We do a subset of on-boarding, just enough to get them running a local dev environment and able to push commits and connect with the team.
We pick real tasks from the backlog that don't require a lot of ramp-up to complete.
We assign someone to work with them during the trial period, help get their environment going and orient them to the tasks, help them if they get stuck.
Someone with experience with the technologies (Java, C#, Javascript, Linux) used in our stack can usually get up and running and complete a simpler task in the 1st week. Over 2-3 weeks, most people accomplish several tasks of increasing difficulty.
We discuss with the candidate how things are going each week, how they're feeling about things and how we think things are going. Usually by the 2nd week it becomes pretty clear if it's a good fit.
Since we are remote-only, candidates have to be capable of figuring things out mostly on their own - technically and organizationally, so we look for more experienced people - who probably are more likely to be successful with this kind of interview process.
Oh, that changes a lot. I think it would be a lot easier for people to log in a couple hours here and there as part of a trial than to commute to an office and spend an entire day.
I actually like this a lot, thank you for posting. Maybe the COVID-19 situation provides companies around the world with enough experience on remote work to make this kind of remote trial more attractive.
This is very much the contract to hire route. I honestly think this is a mostly sane route, but it does leave the person to be hired in perhaps an awkward position. I have a family now, working nights and weekends is almost impossible.
So we added an option to interview by way of a paid trial period (work part-time nights/weekends for a few weeks with the hiring team). Figured maybe some people might prefer that, but probably wouldn't be feasible for most.
Every candidate since has chosen that route, with very good outcomes - so far, everyone who did well in the trial period has been a good hire.
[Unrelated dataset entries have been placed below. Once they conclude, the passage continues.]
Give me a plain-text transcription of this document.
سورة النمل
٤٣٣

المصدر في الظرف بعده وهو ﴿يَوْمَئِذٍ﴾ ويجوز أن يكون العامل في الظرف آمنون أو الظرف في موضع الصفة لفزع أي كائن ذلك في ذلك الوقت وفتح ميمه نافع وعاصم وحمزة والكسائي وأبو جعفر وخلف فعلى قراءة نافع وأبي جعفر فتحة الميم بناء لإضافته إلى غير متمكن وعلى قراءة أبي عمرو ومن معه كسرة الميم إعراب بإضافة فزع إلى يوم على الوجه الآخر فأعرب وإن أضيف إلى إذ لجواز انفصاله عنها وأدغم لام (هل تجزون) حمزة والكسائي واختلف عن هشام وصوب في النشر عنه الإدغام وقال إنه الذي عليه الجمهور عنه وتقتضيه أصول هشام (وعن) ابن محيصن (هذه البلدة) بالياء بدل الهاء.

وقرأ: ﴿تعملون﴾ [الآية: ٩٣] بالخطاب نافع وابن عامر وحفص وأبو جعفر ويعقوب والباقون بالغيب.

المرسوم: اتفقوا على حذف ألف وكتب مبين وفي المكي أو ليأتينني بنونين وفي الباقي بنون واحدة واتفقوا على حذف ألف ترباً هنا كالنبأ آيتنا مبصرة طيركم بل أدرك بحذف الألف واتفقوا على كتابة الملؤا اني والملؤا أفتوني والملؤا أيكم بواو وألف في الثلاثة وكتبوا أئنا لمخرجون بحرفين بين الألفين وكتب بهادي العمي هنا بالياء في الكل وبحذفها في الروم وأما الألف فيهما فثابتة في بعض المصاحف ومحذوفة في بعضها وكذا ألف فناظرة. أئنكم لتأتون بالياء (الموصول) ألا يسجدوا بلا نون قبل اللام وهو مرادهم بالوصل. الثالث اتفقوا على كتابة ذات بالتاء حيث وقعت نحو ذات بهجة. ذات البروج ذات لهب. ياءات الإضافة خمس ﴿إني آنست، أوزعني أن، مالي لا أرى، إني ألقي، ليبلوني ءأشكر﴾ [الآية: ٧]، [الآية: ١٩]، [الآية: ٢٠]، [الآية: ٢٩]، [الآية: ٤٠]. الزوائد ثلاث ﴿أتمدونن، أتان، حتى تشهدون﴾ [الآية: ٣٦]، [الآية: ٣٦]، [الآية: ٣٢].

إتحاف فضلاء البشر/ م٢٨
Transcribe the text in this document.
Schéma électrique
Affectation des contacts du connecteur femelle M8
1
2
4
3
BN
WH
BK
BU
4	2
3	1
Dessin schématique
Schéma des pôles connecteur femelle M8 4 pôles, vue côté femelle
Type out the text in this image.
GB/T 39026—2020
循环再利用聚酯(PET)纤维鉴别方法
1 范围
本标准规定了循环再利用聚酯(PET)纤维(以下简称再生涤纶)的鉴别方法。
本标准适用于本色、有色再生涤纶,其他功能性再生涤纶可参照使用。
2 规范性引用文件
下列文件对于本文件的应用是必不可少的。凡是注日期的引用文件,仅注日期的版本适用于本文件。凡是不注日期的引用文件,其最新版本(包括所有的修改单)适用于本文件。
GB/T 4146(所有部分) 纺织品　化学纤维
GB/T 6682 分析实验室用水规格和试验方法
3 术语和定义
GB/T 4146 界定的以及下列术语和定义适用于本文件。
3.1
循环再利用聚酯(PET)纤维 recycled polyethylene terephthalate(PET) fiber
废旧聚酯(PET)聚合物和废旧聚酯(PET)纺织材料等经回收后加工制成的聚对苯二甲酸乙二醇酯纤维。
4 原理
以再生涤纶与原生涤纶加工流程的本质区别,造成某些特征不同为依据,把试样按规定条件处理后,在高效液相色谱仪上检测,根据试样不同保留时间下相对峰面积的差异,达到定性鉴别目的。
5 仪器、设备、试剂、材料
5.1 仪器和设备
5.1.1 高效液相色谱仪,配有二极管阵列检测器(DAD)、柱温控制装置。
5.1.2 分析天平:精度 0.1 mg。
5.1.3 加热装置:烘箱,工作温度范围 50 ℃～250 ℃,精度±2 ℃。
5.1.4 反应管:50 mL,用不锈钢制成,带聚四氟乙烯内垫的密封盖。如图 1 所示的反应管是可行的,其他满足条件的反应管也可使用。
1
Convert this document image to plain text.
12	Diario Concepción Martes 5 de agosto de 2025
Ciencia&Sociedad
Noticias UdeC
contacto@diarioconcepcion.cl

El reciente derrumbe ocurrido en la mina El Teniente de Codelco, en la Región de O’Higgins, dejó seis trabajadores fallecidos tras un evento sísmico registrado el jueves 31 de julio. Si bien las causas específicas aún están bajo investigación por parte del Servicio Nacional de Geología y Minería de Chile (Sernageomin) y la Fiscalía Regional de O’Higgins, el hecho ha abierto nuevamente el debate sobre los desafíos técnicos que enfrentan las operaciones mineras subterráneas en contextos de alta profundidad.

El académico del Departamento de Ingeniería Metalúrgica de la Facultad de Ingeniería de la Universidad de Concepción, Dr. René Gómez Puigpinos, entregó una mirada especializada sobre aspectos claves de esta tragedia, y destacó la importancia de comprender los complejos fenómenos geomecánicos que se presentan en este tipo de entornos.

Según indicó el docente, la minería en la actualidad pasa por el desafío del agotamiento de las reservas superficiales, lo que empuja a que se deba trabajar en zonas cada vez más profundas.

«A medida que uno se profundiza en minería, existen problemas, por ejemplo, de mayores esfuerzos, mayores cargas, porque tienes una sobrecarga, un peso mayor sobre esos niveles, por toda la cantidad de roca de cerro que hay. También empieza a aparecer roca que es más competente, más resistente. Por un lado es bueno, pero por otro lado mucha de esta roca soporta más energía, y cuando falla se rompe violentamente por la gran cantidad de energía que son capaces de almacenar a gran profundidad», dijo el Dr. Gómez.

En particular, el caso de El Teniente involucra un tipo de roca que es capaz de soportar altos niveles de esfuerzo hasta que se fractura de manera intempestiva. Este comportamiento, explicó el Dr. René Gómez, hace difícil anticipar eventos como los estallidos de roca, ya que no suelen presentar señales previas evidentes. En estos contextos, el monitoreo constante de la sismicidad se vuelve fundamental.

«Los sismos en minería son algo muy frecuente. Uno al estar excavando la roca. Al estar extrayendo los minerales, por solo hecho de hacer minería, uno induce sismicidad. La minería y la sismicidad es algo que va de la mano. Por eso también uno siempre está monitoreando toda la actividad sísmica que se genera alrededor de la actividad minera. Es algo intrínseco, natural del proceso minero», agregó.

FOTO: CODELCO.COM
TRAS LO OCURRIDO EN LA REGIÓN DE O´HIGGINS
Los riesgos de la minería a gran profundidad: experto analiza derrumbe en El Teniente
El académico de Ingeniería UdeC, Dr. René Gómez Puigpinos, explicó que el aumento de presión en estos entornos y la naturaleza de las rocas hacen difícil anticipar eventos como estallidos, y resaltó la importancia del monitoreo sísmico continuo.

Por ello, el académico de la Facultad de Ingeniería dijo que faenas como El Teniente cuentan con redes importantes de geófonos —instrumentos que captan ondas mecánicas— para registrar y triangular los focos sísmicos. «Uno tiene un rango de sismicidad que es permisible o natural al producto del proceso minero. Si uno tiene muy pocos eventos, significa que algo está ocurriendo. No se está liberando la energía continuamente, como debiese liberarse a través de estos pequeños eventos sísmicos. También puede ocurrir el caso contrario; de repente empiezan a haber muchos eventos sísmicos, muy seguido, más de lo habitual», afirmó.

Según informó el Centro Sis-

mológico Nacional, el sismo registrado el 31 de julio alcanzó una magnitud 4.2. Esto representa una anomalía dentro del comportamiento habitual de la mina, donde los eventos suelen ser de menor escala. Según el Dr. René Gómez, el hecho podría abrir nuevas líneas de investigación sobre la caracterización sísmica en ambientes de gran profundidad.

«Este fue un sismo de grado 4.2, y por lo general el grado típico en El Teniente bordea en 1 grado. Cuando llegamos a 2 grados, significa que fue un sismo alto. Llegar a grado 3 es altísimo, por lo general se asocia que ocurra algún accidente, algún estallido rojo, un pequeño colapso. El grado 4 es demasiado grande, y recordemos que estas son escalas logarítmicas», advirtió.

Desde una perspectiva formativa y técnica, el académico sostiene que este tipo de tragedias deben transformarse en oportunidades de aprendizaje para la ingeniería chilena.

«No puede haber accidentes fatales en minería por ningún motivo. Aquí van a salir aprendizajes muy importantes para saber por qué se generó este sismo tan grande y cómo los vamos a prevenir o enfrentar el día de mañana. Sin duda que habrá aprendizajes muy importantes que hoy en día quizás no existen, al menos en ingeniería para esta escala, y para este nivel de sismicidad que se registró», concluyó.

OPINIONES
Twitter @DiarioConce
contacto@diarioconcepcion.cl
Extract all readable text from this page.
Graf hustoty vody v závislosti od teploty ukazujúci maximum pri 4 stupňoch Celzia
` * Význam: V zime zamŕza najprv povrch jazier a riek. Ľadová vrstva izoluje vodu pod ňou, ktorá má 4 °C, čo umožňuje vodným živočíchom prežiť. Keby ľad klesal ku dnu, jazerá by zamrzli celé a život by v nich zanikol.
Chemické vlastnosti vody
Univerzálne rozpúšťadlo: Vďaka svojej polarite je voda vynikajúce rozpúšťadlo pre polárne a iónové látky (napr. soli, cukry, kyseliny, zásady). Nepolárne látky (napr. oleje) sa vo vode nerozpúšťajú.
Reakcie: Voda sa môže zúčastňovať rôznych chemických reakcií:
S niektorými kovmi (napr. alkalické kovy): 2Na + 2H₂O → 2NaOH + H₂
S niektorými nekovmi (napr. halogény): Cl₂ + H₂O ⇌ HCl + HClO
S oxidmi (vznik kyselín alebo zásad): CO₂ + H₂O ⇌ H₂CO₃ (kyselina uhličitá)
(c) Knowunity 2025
Some of our best hires did not interview well (and would not have been hired under our old process), but were outstanding in the trial period. And, a couple candidates interviewed so well we almost skipped the trial period, but they struggled to complete even simple tasks during the trial.
We've now optimized interviews for that process, where the decision is primarily about whether it's worth moving to a trial period. That usually only takes a short screening call and a 1-hour call with the team (we're a remote team, even before quarantines).